Charities (finally) embracing the ‘good’ in Africa - Guardian Blog
The good news story needs to be told: Poverty is reducing all over the world, not just in China and India, but in much of Africa as well. This is the general trend of the last century, with some blips, and progress since the turn of the millennium has been especially encouraging, spurred on by the international commitment galvanised behind the millennium development goals (MDGs).
Yet there are three reasons it is harder to get good news stories about Africa. First, it is only relatively recently that the development sector has been emphasising good news from Africa. And for good reason. Until recently the news was generally bad, as the disastrous 1980s turned to the only slightly better 1990s. Tony Blair memorably described Africa as a “scar on the conscience of the world” as recently as 2005. That kind of language was fairly typical until only a few years ago – now it would be considered old-fashioned, although it is still common. It takes much longer than a few years for people’s entrenched perceptions to change.
Second, charities concerned about Africa continue to undermine the good news narrative by basing their fundraising campaigns on desperate pictures of tragedy. While this can be justified by the fact that there is much tragedy (25 million children still die every year from preventable causes), and by the fact that market research shows that this is what motivates people to give money, it does little to contribute the positive story that ONE is rightly trying to tell. And to a certain extent you have to communicate the problem (which is a bad news story) to persuade people to care about doing something about it. It is a conundrum all charities and campaigns manage daily, and the answer is not simple.

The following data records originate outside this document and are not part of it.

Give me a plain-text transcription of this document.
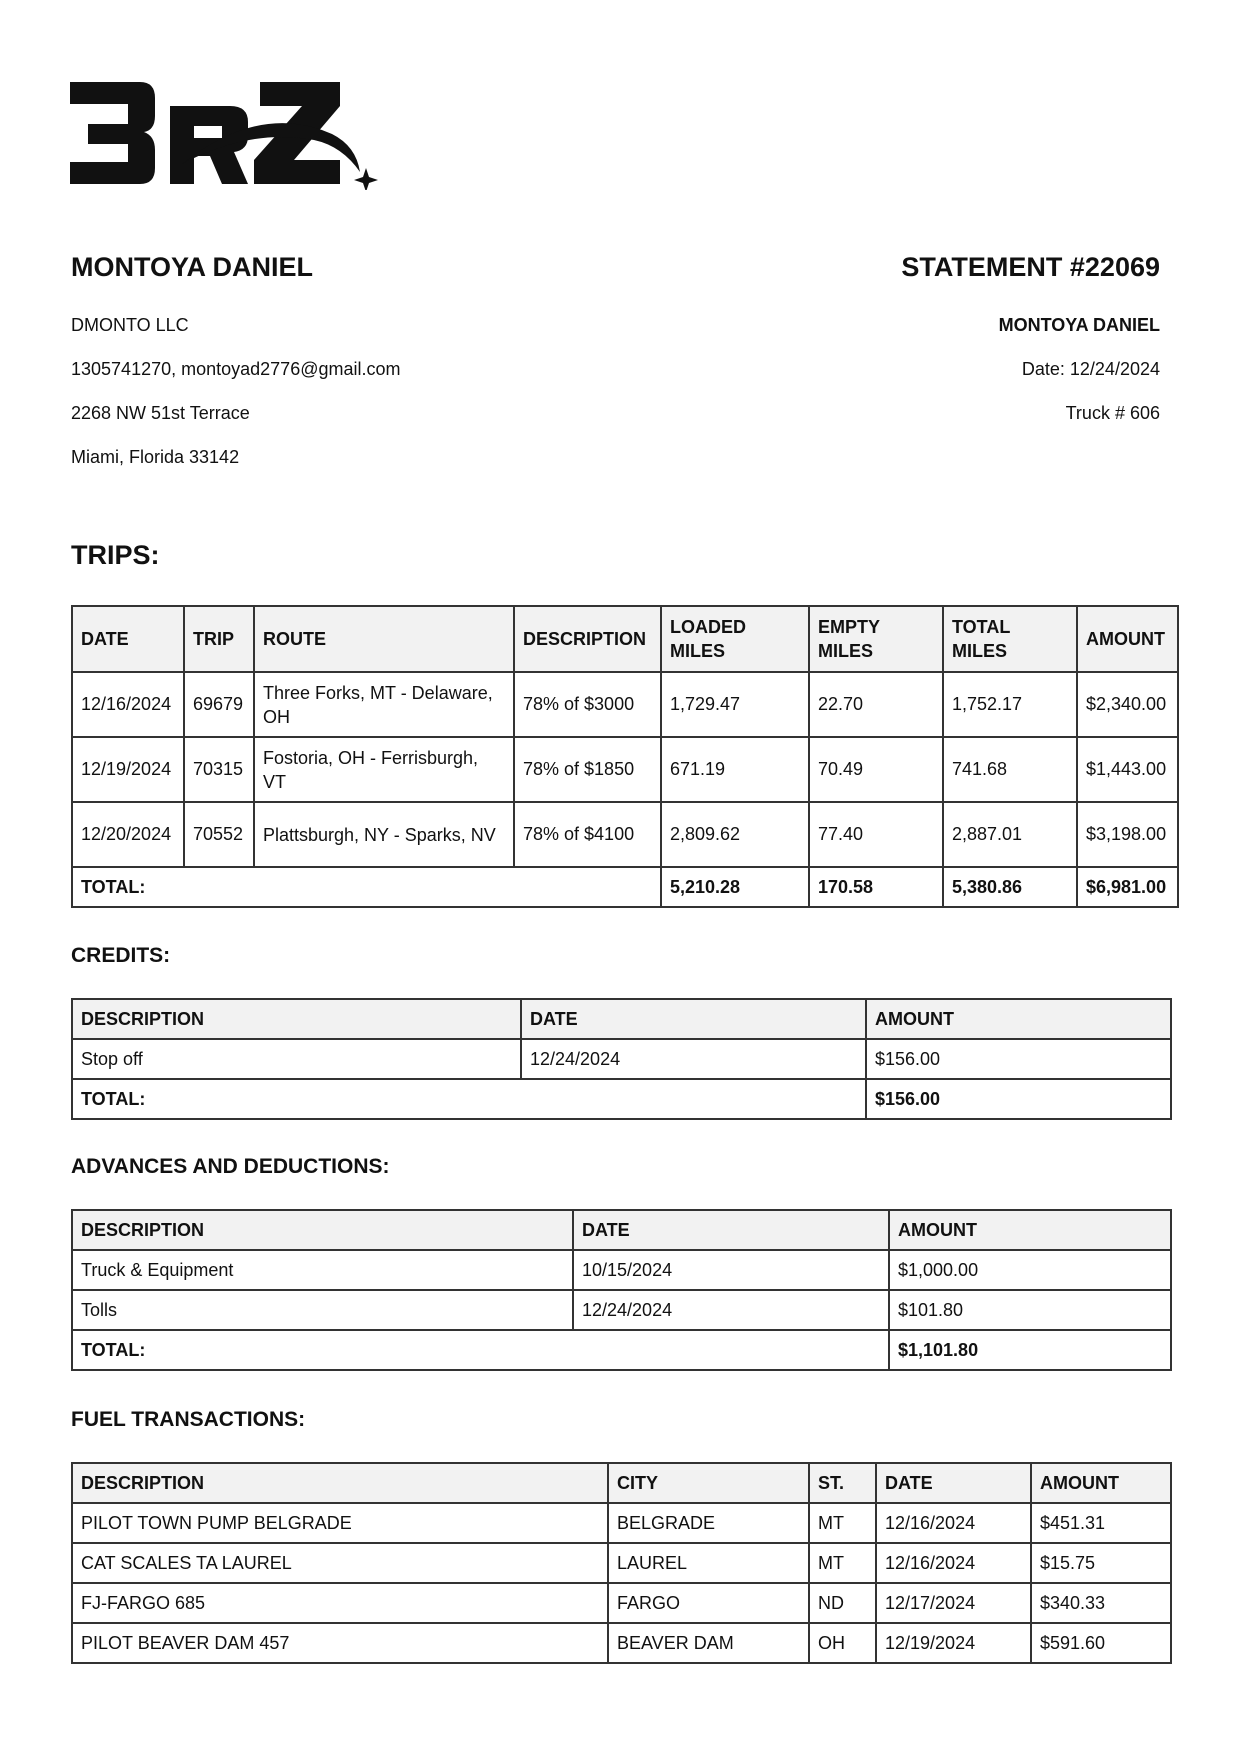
MONTOYA DANIEL
DMONTO LLC
1305741270, montoyad2776@gmail.com
2268 NW 51st Terrace
Miami, Florida 33142
STATEMENT #22069
MONTOYA DANIEL
Date: 12/24/2024
Truck # 606
TRIPS:
DATE	TRIP	ROUTE	DESCRIPTION	LOADED MILES	EMPTY MILES	TOTAL MILES	AMOUNT
12/16/2024	69679	Three Forks, MT - Delaware, OH	78% of $3000	1,729.47	22.70	1,752.17	$2,340.00
12/19/2024	70315	Fostoria, OH - Ferrisburgh, VT	78% of $1850	671.19	70.49	741.68	$1,443.00
12/20/2024	70552	Plattsburgh, NY - Sparks, NV	78% of $4100	2,809.62	77.40	2,887.01	$3,198.00
TOTAL:				5,210.28	170.58	5,380.86	$6,981.00
CREDITS:
DESCRIPTION	DATE	AMOUNT
Stop off	12/24/2024	$156.00
TOTAL:		$156.00
ADVANCES AND DEDUCTIONS:
DESCRIPTION	DATE	AMOUNT
Truck & Equipment	10/15/2024	$1,000.00
Tolls	12/24/2024	$101.80
TOTAL:		$1,101.80
FUEL TRANSACTIONS:
DESCRIPTION	CITY	ST.	DATE	AMOUNT
PILOT TOWN PUMP BELGRADE	BELGRADE	MT	12/16/2024	$451.31
CAT SCALES TA LAUREL	LAUREL	MT	12/16/2024	$15.75
FJ-FARGO 685	FARGO	ND	12/17/2024	$340.33
PILOT BEAVER DAM 457	BEAVER DAM	OH	12/19/2024	$591.60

Third, the news out of Africa is by no means always good. The picture is mixed, with some countries doing well and others poorly, and progress in most countries is uneven. As a result, income and general welfare are not improving, and are possibly degenerating, for many of the poorest Africans. So good news stories are tempered with bad news, muddying the simple narrative necessary to change long-held conceptions. In short, the good news will have to get even better, and last for a few more years, before the common wisdom that Africa is a development disaster is overturned.